Encadrés entre deux gigantesques monolites de granit rose se profilent les altières pyramides de la punta Zarre, du pic Gaurier, du pic de Piedrafita, du pico de Tebarray et des picos del Infierno. Une pause s'impose. Pas un souffle de vent, température 30°C, au zénith le soleil n'est pas avare de ses rayons, chacun est une flèche qui touche sa cible sans coup férir. Auprès de nous, un lézard se prélasse sur une pierre brûlante, on est tenté de l'imiter. Mais est-ce bien le moment de s'accorder une sieste quand il reste 600 m de dénivelée, ne vaudrait-il pas mieux lâcher prise au retour ?

Le sac à dos bouclé, on traverse le défilé pour descendre d'une centaine de mètres versant espagnol. Au niveau d'un cairn, on contourne un éperon rocheux noirâtre puis on on grimpe vigoureusement Nord-Ouest, en longeant la ravine d'un ruisseau à sec.
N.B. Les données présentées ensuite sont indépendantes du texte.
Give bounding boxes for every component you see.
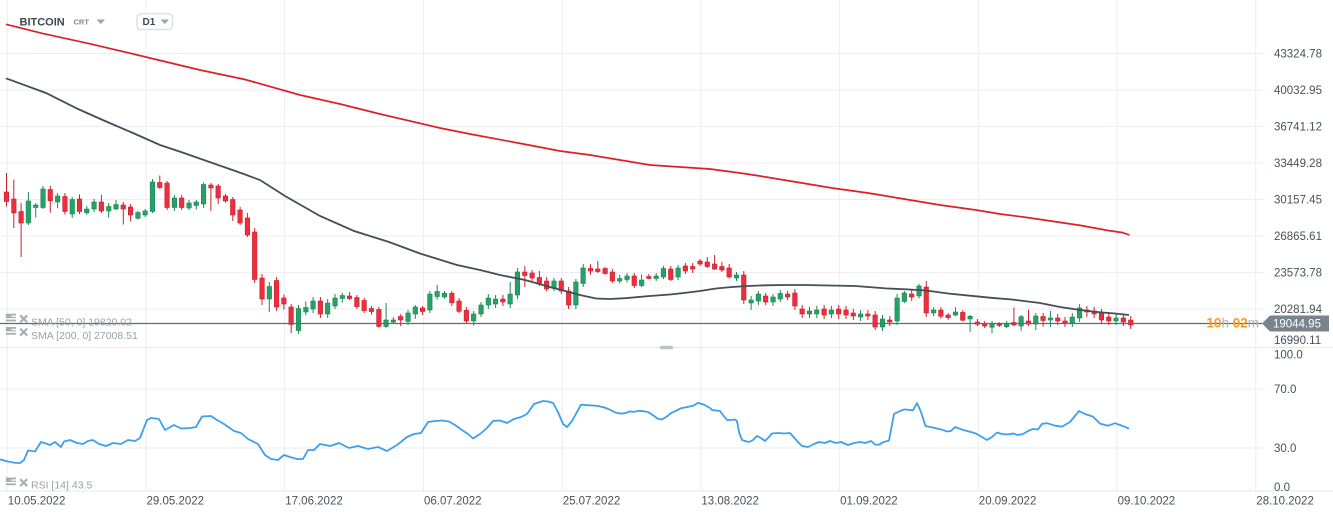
svg-text:30157.45: 30157.45 <box>1274 195 1322 207</box>
svg-text:CRT: CRT <box>74 17 90 26</box>
svg-text:20281.94: 20281.94 <box>1274 304 1323 316</box>
svg-text:28.10.2022: 28.10.2022 <box>1256 496 1314 508</box>
svg-text:01.09.2022: 01.09.2022 <box>840 496 898 508</box>
svg-text:43324.78: 43324.78 <box>1274 49 1322 61</box>
svg-text:0.0: 0.0 <box>1274 482 1290 494</box>
svg-text:23573.78: 23573.78 <box>1274 268 1322 280</box>
svg-text:BITCOIN: BITCOIN <box>20 16 65 28</box>
svg-text:30.0: 30.0 <box>1274 443 1296 455</box>
svg-text:29.05.2022: 29.05.2022 <box>147 496 205 508</box>
svg-text:SMA [200, 0] 27008.51: SMA [200, 0] 27008.51 <box>31 330 138 342</box>
svg-text:17.06.2022: 17.06.2022 <box>285 496 343 508</box>
svg-text:16990.11: 16990.11 <box>1274 335 1321 347</box>
svg-text:RSI [14] 43.5: RSI [14] 43.5 <box>31 480 92 492</box>
svg-text:SMA [50, 0] 19820.02: SMA [50, 0] 19820.02 <box>31 317 132 329</box>
svg-text:33449.28: 33449.28 <box>1274 158 1322 170</box>
svg-text:06.07.2022: 06.07.2022 <box>424 496 482 508</box>
svg-text:100.0: 100.0 <box>1274 350 1303 362</box>
svg-text:36741.12: 36741.12 <box>1274 122 1322 134</box>
svg-text:10h 02m: 10h 02m <box>1206 316 1259 331</box>
svg-text:25.07.2022: 25.07.2022 <box>563 496 621 508</box>
svg-text:D1: D1 <box>143 17 156 28</box>
svg-text:70.0: 70.0 <box>1274 384 1296 396</box>
svg-text:13.08.2022: 13.08.2022 <box>701 496 759 508</box>
svg-text:19044.95: 19044.95 <box>1273 319 1321 331</box>
svg-text:10.05.2022: 10.05.2022 <box>8 496 66 508</box>
svg-text:26865.61: 26865.61 <box>1274 231 1322 243</box>
svg-text:40032.95: 40032.95 <box>1274 85 1322 97</box>
svg-text:20.09.2022: 20.09.2022 <box>979 496 1037 508</box>
svg-text:09.10.2022: 09.10.2022 <box>1118 496 1176 508</box>
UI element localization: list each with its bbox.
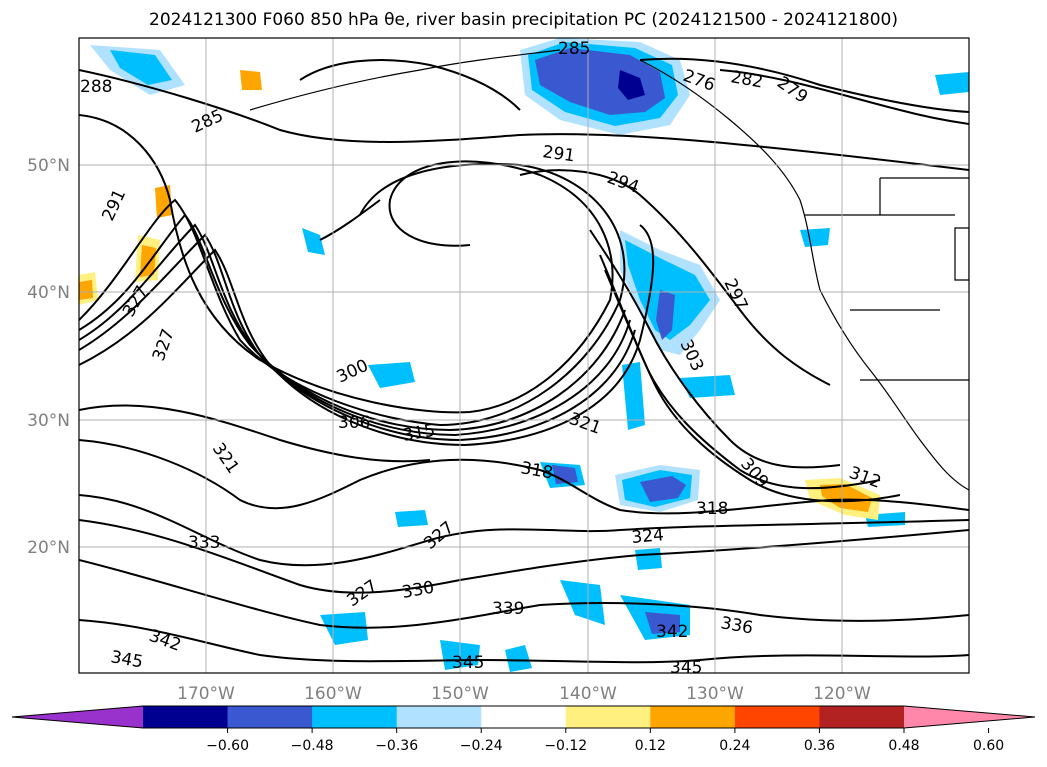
colorbar-tick-label: 0.60 — [973, 738, 1004, 754]
contour-line — [589, 229, 841, 469]
contour-line — [79, 223, 631, 437]
precip-blob-small-3 — [800, 228, 830, 247]
precip-blob-south-3 — [645, 612, 680, 634]
contour-label: 318 — [696, 499, 728, 519]
colorbar-tick-label: 0.36 — [804, 738, 835, 754]
lat-label-50n: 50°N — [27, 156, 70, 176]
contour-line — [79, 619, 969, 664]
lon-label-140w: 140°W — [559, 684, 617, 704]
colorbar-bin — [227, 706, 313, 728]
contour-label: 342 — [656, 622, 688, 642]
contour-line — [719, 69, 969, 125]
coastline-state-1 — [954, 227, 969, 281]
colorbar-bin — [565, 706, 651, 728]
colorbar-tick-label: −0.24 — [460, 738, 503, 754]
contour-label: 288 — [80, 77, 112, 97]
precip-blob-south-4 — [320, 612, 368, 645]
contour-label: 345 — [670, 658, 702, 678]
contour-line — [519, 169, 831, 386]
precip-pos-4 — [240, 70, 262, 90]
colorbar-tick-label: −0.48 — [291, 738, 334, 754]
lat-label-40n: 40°N — [27, 283, 70, 303]
contour-line — [299, 59, 521, 111]
precip-blob-alaska-dark — [618, 70, 645, 100]
contour-line — [79, 114, 614, 414]
precip-blob-rain-4 — [622, 362, 645, 430]
precip-blob-small-6 — [635, 548, 662, 570]
contour-line — [639, 57, 969, 113]
coastline-alaska — [249, 49, 561, 111]
contour-label: 324 — [631, 525, 665, 548]
contour-label: 333 — [188, 533, 220, 553]
figure-title: 2024121300 F060 850 hPa θe, river basin … — [149, 10, 898, 30]
precip-blob-rain-2 — [552, 465, 578, 484]
colorbar-tick-label: 0.12 — [635, 738, 666, 754]
lon-axis-labels: 170°W 160°W 150°W 140°W 130°W 120°W — [177, 684, 871, 704]
contour-line — [319, 199, 381, 241]
precip-blob-small-1 — [395, 510, 428, 527]
contour-label: 345 — [452, 653, 484, 673]
precip-blob-small-4 — [935, 72, 969, 95]
colorbar-bin — [650, 706, 736, 728]
lat-axis-labels: 50°N 40°N 30°N 20°N — [27, 156, 70, 558]
colorbar-bin — [819, 706, 905, 728]
precip-pos-3-core — [79, 280, 93, 300]
colorbar-tick-label: 0.24 — [719, 738, 750, 754]
colorbar-tick-label: −0.60 — [206, 738, 249, 754]
precip-blob-central-core — [656, 290, 675, 340]
coastline-canada — [639, 59, 821, 291]
contour-line — [79, 559, 969, 629]
precip-pos-1-core — [820, 484, 872, 512]
contour-label: 339 — [492, 599, 524, 619]
colorbar-bin — [312, 706, 398, 728]
colorbar: −0.60 −0.48 −0.36 −0.24 −0.12 0.12 0.24 0.36 0.4… — [11, 705, 1036, 754]
precip-blob-central-mid — [625, 240, 710, 340]
precip-blob-nw-mid — [110, 50, 172, 85]
contour-line — [79, 519, 969, 594]
colorbar-bin — [396, 706, 482, 728]
lat-label-30n: 30°N — [27, 411, 70, 431]
colorbar-bin — [143, 706, 229, 728]
contour-line — [79, 404, 431, 463]
colorbar-extend-high — [904, 706, 1035, 728]
contour-label: 285 — [558, 39, 590, 59]
colorbar-tick-label: −0.36 — [375, 738, 418, 754]
contour-line — [79, 439, 969, 515]
map-body: 288 285 291 327 327 321 333 342 345 300 … — [79, 38, 969, 678]
lon-label-130w: 130°W — [686, 684, 744, 704]
colorbar-tick-label: −0.12 — [544, 738, 587, 754]
colorbar-bin — [734, 706, 820, 728]
gridlines — [79, 38, 969, 673]
colorbar-bin — [481, 706, 567, 728]
precip-blob-south-6 — [505, 645, 532, 672]
contour-line — [79, 494, 969, 567]
theta-e-contours — [79, 57, 969, 664]
colorbar-tick-label: 0.48 — [888, 738, 919, 754]
precip-blob-rain-3 — [680, 375, 735, 398]
contour-line — [604, 269, 901, 503]
colorbar-outline — [11, 705, 1036, 729]
lat-label-20n: 20°N — [27, 538, 70, 558]
lon-label-160w: 160°W — [304, 684, 362, 704]
lon-label-120w: 120°W — [813, 684, 871, 704]
contour-label: 291 — [541, 142, 576, 166]
precip-blob-small-2 — [302, 228, 325, 255]
contour-label: 306 — [338, 413, 370, 433]
contour-line — [79, 224, 655, 447]
colorbar-extend-low — [12, 706, 143, 728]
precip-blob-30n — [368, 362, 415, 388]
precip-blob-east-core — [640, 476, 686, 502]
lon-label-170w: 170°W — [177, 684, 235, 704]
map-frame — [78, 37, 970, 674]
lon-label-150w: 150°W — [431, 684, 489, 704]
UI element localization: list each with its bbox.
Çà et là une vague sente, des amas de cailloux qu'on peut difficilement qualifier de cairns aident à la progression. Sous un soleil de plomb, on atteint un collado coté 2.500 m d'où la cime apparait plâtrée de névés anémiques. Une gorgée d'eau, un rapide tour d'horizon et on repart. La déclivité est sévère, le terrain parfois instable mais sans réelle difficulté : des champs d'éboulis et banquettes arides où s'agrippent des touffes d'herbe rêche et drue... et deux bipèdes en nage.
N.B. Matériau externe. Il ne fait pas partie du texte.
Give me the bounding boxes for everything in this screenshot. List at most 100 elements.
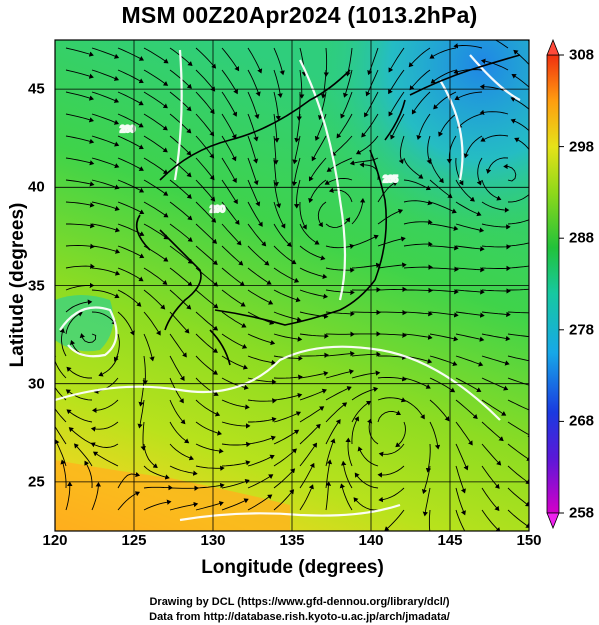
streamline: [221, 333, 248, 349]
streamline: [273, 429, 300, 445]
streamline: [481, 465, 500, 489]
streamline: [351, 416, 360, 445]
streamline: [143, 465, 170, 480]
streamline: [351, 370, 381, 379]
streamline: [117, 289, 142, 307]
streamline: [481, 311, 511, 318]
credit-data: Data from http://database.rish.kyoto-u.a…: [149, 611, 450, 623]
streamline: [65, 91, 94, 101]
streamline: [317, 201, 327, 228]
streamline: [513, 49, 529, 66]
streamline: [195, 69, 216, 92]
streamline: [426, 135, 432, 165]
streamline: [429, 377, 456, 393]
streamline: [455, 333, 485, 342]
credit-drawing: Drawing by DCL (https://www.gfd-dennou.o…: [149, 596, 450, 608]
streamline: [377, 397, 407, 403]
streamline: [429, 223, 459, 231]
streamline: [55, 408, 67, 423]
streamline: [325, 350, 355, 357]
streamline: [299, 423, 321, 445]
x-tick-label: 130: [200, 532, 226, 549]
streamline: [351, 234, 379, 247]
streamline: [429, 355, 458, 367]
streamline: [248, 416, 277, 423]
streamline: [403, 241, 433, 247]
streamline: [65, 135, 95, 144]
streamline: [195, 201, 217, 223]
streamline: [503, 163, 517, 182]
streamline: [117, 311, 135, 336]
streamline: [481, 355, 510, 366]
streamline: [273, 468, 296, 489]
streamline: [273, 69, 283, 98]
streamline: [314, 113, 327, 141]
streamline: [68, 427, 93, 445]
streamline: [143, 443, 158, 469]
streamline: [345, 437, 353, 467]
streamline: [351, 262, 381, 269]
streamline: [395, 421, 406, 448]
streamline: [247, 435, 276, 445]
streamline: [429, 201, 457, 214]
streamline: [195, 113, 215, 137]
streamline: [354, 472, 379, 489]
streamline: [273, 392, 303, 401]
streamline: [195, 399, 221, 417]
streamline: [247, 91, 260, 120]
streamline: [455, 201, 482, 217]
streamline: [273, 91, 281, 121]
colorbar-tick-label: 298: [569, 138, 595, 156]
streamline: [273, 333, 303, 342]
streamline: [247, 157, 259, 186]
streamline: [361, 113, 379, 138]
streamline: [143, 113, 168, 131]
streamline: [377, 376, 407, 382]
streamline: [480, 58, 509, 71]
streamline: [430, 69, 457, 84]
streamline: [195, 47, 217, 69]
streamline: [91, 91, 120, 103]
isotherms: 280 290 285: [55, 49, 521, 522]
streamline: [195, 421, 222, 436]
streamline: [91, 135, 120, 147]
streamline: [273, 201, 286, 229]
streamline: [291, 157, 301, 187]
streamline: [221, 135, 237, 162]
streamline: [507, 399, 529, 411]
streamline: [195, 482, 225, 489]
streamline: [117, 91, 144, 106]
streamline: [325, 369, 354, 379]
streamline: [507, 377, 529, 386]
streamline: [273, 267, 300, 283]
streamline: [247, 454, 275, 467]
streamline: [377, 181, 398, 203]
streamline: [421, 465, 431, 495]
streamline: [455, 267, 485, 273]
streamline: [481, 509, 501, 531]
streamline: [221, 498, 249, 511]
streamline: [377, 236, 406, 247]
contour-label: 280: [120, 124, 135, 134]
streamline: [91, 289, 120, 299]
streamline: [65, 243, 95, 249]
streamline: [325, 267, 355, 273]
streamline: [299, 333, 329, 339]
streamline: [55, 352, 67, 379]
streamline: [326, 157, 353, 172]
streamline: [308, 179, 327, 203]
streamline: [481, 223, 511, 230]
streamline: [221, 223, 242, 246]
streamline: [293, 179, 301, 209]
streamline: [351, 351, 381, 357]
streamline: [428, 509, 431, 531]
streamline: [221, 157, 237, 183]
streamline: [143, 311, 161, 336]
streamline: [339, 483, 353, 511]
streamline: [367, 418, 379, 445]
streamline: [311, 135, 327, 162]
streamline: [511, 74, 529, 88]
streamline: [66, 223, 95, 229]
contour-label: 290: [210, 204, 225, 214]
1 h 30 de grimpe depuis le port de la Peyre et on foule le sommet, crête d'une trentaine de mètres jalonnée de trois tourelles massives et d'une murette datant de l'époque des chasseurs d'isards. Le Gavizo se révèle un belvédère de premier choix non seulement sur la Frondella et le Balaïtous, les Crêtes du Diable et de Costérillou, mais encore les pics d'Enfer, la Grande Fache, le Pène d'Aragon, le Cambalès, le Vignemale et autres pics frontaliers. L'impression de monumentalité est radicale. Le Gavizo est pourtant une cime dédaignée, sous prétexte qu'elle n'atteint pas la cote "3.000". Raison de plus pour lui rendre une visite de courtoisie, nouer un drapeau à prières à son cairn, et contempler avec reconnaissance l'horizon flottant. Quel bonheur pour les passionnés des hautes solitudes : un ciel de pur cobalt, un silence absolu, la magie noire du Balaïtous... "Sur les montagnes, écrit Henry Russell la solitude est enivrante. Qui ne l’aime pas ne sent pas la nature. Sans refroidir le cœur, elle détache des tristesses de la terre : elle fait taire les passions, elle force à regarder le ciel."